No. Type O has neither protein marker. Type AB blood has both A and B markers. You can transfer blood with no markers to blood with markers, but not the other way around.
A can donate to A
B can donate to B
AB can donate to AB
O can donate to all A, B, AB, and O
A can recieve from A and O
B can recieve from B and O
AB can recieve from A, B, AB, and O
O can recieve from O
you can remember: A has agglutinogen A and there doesn't produce agglutinine A but produces agglutinine B
B has agglutinogen B and therefore produces agglutinine A
AB produces no agglutinine and O both
therefore O can only receive O because otherewise a agglutinoge/agglutnine-complex can be formed resulting in bloodclotting.

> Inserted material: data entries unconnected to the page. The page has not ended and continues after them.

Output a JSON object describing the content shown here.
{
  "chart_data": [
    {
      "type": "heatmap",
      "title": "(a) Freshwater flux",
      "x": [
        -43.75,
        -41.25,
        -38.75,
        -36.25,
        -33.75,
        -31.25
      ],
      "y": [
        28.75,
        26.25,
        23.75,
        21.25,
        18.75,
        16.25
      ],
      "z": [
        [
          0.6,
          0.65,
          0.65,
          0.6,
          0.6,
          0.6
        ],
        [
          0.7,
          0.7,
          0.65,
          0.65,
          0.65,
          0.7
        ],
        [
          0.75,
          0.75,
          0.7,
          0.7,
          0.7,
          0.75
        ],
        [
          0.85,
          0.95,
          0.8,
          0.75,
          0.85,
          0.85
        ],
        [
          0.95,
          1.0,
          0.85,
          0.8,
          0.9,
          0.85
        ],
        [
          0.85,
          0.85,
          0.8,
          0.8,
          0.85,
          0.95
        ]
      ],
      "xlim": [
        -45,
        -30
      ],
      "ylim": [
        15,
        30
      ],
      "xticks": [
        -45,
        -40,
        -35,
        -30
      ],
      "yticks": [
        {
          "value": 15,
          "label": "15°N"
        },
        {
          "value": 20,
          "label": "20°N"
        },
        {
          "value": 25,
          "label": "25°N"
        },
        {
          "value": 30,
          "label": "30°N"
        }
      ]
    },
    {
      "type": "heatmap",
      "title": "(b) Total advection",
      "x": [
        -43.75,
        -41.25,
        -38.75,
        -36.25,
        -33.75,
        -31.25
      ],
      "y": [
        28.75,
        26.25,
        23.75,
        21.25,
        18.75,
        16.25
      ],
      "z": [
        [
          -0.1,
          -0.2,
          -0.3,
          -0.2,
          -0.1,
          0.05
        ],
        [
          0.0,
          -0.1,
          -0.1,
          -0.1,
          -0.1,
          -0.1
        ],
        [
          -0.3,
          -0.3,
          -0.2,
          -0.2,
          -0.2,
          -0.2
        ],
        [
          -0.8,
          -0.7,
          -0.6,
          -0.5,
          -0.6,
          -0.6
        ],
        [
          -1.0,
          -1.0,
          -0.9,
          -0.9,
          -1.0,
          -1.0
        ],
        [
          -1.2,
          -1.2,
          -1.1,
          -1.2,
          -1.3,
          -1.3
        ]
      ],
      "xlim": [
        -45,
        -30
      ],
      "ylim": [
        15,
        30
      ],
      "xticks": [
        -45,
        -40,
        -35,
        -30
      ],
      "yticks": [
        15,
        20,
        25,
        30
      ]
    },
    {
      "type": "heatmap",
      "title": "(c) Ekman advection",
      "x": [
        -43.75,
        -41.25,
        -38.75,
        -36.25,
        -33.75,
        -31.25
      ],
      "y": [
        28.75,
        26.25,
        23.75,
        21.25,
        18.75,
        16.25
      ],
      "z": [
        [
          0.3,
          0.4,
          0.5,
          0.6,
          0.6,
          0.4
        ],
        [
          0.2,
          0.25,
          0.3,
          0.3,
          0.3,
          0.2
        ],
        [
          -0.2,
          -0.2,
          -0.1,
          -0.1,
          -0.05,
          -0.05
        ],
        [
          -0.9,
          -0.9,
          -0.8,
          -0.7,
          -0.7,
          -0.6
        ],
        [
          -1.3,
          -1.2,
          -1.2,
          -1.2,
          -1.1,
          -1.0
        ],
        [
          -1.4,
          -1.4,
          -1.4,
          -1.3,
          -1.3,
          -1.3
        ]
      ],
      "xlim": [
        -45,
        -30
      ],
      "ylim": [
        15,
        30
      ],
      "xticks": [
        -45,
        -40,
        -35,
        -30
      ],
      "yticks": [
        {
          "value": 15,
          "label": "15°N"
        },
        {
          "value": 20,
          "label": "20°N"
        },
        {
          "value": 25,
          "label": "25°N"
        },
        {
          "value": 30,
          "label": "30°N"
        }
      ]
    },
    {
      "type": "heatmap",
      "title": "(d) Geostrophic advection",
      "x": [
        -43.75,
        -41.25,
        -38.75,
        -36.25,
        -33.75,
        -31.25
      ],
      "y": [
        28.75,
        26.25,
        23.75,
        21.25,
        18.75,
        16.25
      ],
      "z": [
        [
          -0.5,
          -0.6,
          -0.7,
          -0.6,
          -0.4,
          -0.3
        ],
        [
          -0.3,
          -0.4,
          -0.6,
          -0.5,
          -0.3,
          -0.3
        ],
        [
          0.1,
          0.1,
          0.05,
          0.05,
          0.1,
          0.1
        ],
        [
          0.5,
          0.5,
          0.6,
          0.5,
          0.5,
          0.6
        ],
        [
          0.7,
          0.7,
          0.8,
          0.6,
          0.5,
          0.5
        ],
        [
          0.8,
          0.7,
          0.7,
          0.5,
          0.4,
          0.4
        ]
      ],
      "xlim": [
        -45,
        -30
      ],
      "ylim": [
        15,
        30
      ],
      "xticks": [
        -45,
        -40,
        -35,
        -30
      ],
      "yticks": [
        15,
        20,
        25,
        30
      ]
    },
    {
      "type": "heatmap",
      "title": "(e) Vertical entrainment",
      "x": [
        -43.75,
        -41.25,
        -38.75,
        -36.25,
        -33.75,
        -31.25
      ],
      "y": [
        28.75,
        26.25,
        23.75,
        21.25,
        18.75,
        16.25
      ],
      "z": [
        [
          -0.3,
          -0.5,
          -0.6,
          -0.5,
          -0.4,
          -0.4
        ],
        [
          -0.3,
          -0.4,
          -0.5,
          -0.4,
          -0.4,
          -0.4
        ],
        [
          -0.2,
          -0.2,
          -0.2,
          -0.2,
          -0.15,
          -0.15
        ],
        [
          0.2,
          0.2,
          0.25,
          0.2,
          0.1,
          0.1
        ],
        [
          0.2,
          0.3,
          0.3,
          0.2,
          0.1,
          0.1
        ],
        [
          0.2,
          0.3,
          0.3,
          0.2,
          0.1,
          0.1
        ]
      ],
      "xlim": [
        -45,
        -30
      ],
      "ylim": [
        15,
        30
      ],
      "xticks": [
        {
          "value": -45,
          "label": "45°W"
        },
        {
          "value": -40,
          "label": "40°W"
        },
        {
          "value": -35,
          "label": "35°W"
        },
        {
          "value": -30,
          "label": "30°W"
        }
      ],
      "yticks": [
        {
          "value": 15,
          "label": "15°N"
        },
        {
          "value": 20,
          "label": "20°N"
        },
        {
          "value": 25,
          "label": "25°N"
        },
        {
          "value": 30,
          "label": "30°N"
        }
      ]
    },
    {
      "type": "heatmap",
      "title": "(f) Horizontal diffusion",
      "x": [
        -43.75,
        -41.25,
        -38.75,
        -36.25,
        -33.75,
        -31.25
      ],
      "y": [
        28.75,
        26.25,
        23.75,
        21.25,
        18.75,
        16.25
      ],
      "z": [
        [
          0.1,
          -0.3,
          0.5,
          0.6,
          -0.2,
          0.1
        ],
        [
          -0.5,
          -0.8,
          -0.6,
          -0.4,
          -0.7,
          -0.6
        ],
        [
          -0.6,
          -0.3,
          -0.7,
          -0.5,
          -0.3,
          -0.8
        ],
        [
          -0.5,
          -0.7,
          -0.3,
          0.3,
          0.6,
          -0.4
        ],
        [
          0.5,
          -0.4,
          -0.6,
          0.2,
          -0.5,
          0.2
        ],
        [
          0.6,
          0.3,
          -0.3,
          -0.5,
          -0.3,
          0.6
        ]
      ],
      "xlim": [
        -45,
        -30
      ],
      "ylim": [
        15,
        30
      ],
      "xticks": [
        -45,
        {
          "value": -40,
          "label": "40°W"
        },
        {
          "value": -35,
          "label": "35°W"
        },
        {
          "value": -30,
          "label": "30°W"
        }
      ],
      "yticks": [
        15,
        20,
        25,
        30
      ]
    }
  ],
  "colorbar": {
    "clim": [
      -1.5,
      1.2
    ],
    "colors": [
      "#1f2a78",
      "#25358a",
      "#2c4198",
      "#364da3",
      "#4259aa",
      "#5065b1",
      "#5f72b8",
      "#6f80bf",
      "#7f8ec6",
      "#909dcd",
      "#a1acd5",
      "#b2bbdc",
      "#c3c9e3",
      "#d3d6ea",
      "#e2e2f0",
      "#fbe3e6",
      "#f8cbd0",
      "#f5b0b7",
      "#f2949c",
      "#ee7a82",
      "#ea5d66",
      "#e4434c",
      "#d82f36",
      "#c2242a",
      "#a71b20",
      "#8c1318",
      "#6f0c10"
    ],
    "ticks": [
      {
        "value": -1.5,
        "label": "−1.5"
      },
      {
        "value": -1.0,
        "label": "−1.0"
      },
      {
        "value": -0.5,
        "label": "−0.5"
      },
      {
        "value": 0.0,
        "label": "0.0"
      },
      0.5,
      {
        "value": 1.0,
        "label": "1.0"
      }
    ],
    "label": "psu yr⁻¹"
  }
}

A has agglutinine B and therefore cannot receive B/AB but can receive A and O.
You never want to form a agglutinogen/agglutinine-complex to be formed --> this will always result in bloodclotting.
I'm aware of how blood groups are matched but what I can't understand is WHY blood group O may donate to blood group A when blood group O contains agglutinin a!!!! I was wondering if the agglutinins were removed by some process before being transfused into another person!
It is the presence of conflicting agglutinins that cause the clotting, therefore making transfusion impossible. The red blood cells in type O individuals have no agglutinins in the first place, therefore do not cause potential for clotting.
Blood type O has no agglutinogens, BUT it HAS agglutinins a and b!!! Blood type A has agglutinogen A and agglutinin b. In the scenario of O giving to A why don't the agglutinin a (from blood O) and aglutinogen A (from blood type A) agglutinate or rather cause problems?!?!?!? Incidentally it's blood group AB which has no agglutinins!!!!